車両にはそれぞれ「車両指定空気圧」が設定されており、運転席ドアの開口部に貼ってあるラベルなどで確認できます。空気圧は、最低でも月に一度はチェックしましょう。
タイヤのローテーションとアライメント
タイヤを使用し続けていると、一つのタイヤだけが激しく摩耗する偏摩耗が生じ、タイヤの寿命を早めます。
こうした偏摩耗を予防するのが、「ローテーション」です。ローテーションはタイヤの装着位置を変えて、タイヤごとの摩耗の差を小さくすることです。
走行距離5,000kmを目安(たとえば年間10,000km走るなら半年に1回の頻度)に、ローテーションを行うとよいでしょう。
ローテーションに加えて実施したいのが、車体に対するホイールの角度や位置などを確認して調整するアライメント(ホールアライメント)です。運転を続けていると、タイヤの取付位置が基準値からずれ、偏摩耗が生じやすくなります。

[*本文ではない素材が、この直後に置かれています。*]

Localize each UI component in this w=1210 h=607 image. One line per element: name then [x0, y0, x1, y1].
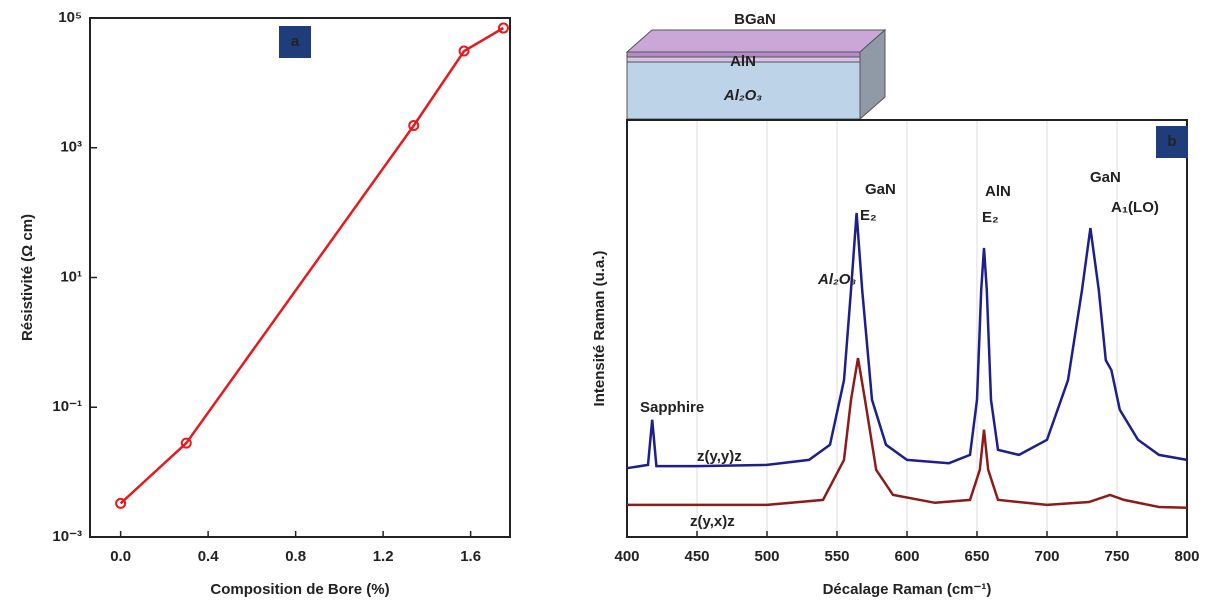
data-point	[408, 120, 420, 132]
x-tick-label: 600	[894, 548, 919, 565]
panel-tag: b	[1167, 133, 1176, 150]
x-tick-label: 500	[754, 548, 779, 565]
x-tick-label: 450	[684, 548, 709, 565]
x-axis-label: Composition de Bore (%)	[210, 581, 389, 598]
data-point	[180, 437, 192, 449]
plot-frame	[89, 17, 511, 538]
x-axis-label: Décalage Raman (cm⁻¹)	[823, 581, 992, 598]
y-tick-label: 10³	[60, 139, 82, 156]
inset-diagram	[625, 28, 887, 121]
x-tick-label: 550	[824, 548, 849, 565]
panel-tag-box	[279, 26, 311, 58]
annotation: Sapphire	[640, 399, 704, 416]
y-axis-label: Résistivité (Ω cm)	[19, 214, 36, 341]
annotation: AlN	[985, 183, 1011, 200]
series-label: z(y,x)z	[690, 513, 735, 530]
panel-tag-box	[1156, 126, 1188, 158]
annotation: A₁(LO)	[1111, 199, 1159, 216]
x-tick-label: 1.6	[460, 548, 481, 565]
y-tick-label: 10⁻¹	[52, 398, 82, 415]
data-point	[458, 45, 470, 57]
inset-label: BGaN	[734, 11, 776, 28]
y-tick-label: 10⁻³	[52, 528, 82, 545]
x-tick-label: 800	[1174, 548, 1199, 565]
annotation: GaN	[1090, 169, 1121, 186]
x-tick-label: 1.2	[373, 548, 394, 565]
x-tick-label: 700	[1034, 548, 1059, 565]
data-line	[119, 26, 505, 505]
x-tick-label: 0.4	[198, 548, 220, 565]
annotation: E₂	[860, 207, 877, 224]
x-tick-label: 0.0	[110, 548, 131, 565]
data-line	[626, 212, 1188, 470]
x-tick-label: 750	[1104, 548, 1129, 565]
y-tick-label: 10¹	[60, 268, 82, 285]
annotation: Al₂O₃	[817, 271, 856, 288]
annotation: E₂	[982, 209, 999, 226]
data-point	[497, 22, 509, 34]
y-tick-label: 10⁵	[58, 9, 82, 26]
x-tick-label: 0.8	[285, 548, 306, 565]
x-tick-label: 400	[614, 548, 639, 565]
y-axis-label: Intensité Raman (u.a.)	[591, 251, 608, 407]
annotation: GaN	[865, 181, 896, 198]
inset-label: AlN	[730, 53, 756, 70]
x-tick-label: 650	[964, 548, 989, 565]
series-label: z(y,y)z	[697, 448, 742, 465]
data-point	[115, 497, 127, 509]
panel-tag: a	[291, 33, 300, 50]
inset-label: Al₂O₃	[723, 87, 762, 104]
data-line	[627, 357, 1188, 510]
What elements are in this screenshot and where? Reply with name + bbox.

アライメントのタイミングは、車高調(車高調整式サスペンション)を取り付けた時などです。
保管方法
ゴム製品であるタイヤを長持ちさせるには、保管方法にも留意しましょう。ゴムの劣化を避けるため、タイヤは紫外線が当たらない場所に保管するのがベストです。
また、空気圧を適正空気圧の半分以下にすることも忘れないようにしましょう。タイヤとホイールをセットで保管する場合は、平積み(横積み)で保管することがポイントです。
タイヤを保管する場所を確保することが難しい場合は、タイヤの預かりサービスを検討してみてはいかがでしょうか。
タイヤの預かりサービスは、タイヤ専門店やカー用品販売店、ガソリンスタンドなどさまざまなショップで実施されています。
安全運転
誰でも簡単にタイヤを長持ちさせる方法は、安全運転を心掛けることです。タイヤを摩耗させる原因は、急ブレーキや急発進といった運転操作です。
タイヤに優しい運転を心掛けることで、こうした急な動作や無理な操作をすることが少なくなります。運転する際は気持ちを落ち着けて、適正スピードで走るようにしましょう。
まとめ
今回は、タイヤ交換時期を見極めるポイントについて紹介しました。
タイヤを交換するべきか判断するポイントは複数あります。これらのポイントをチェックし、一つでも該当した場合はタイヤの交換を検討するとよいでしょう。
また、スタッドレスタイヤと夏タイヤではチェックポイントが多少異なる点にも留意してください。
タイヤの交換時期について知ることで無駄にタイヤ交換をする必要がなくなり、タイヤによるトラブルを予防できて安心です。
タイヤの交換時期を適切に見極め、ベストなタイミングで交換しましょう。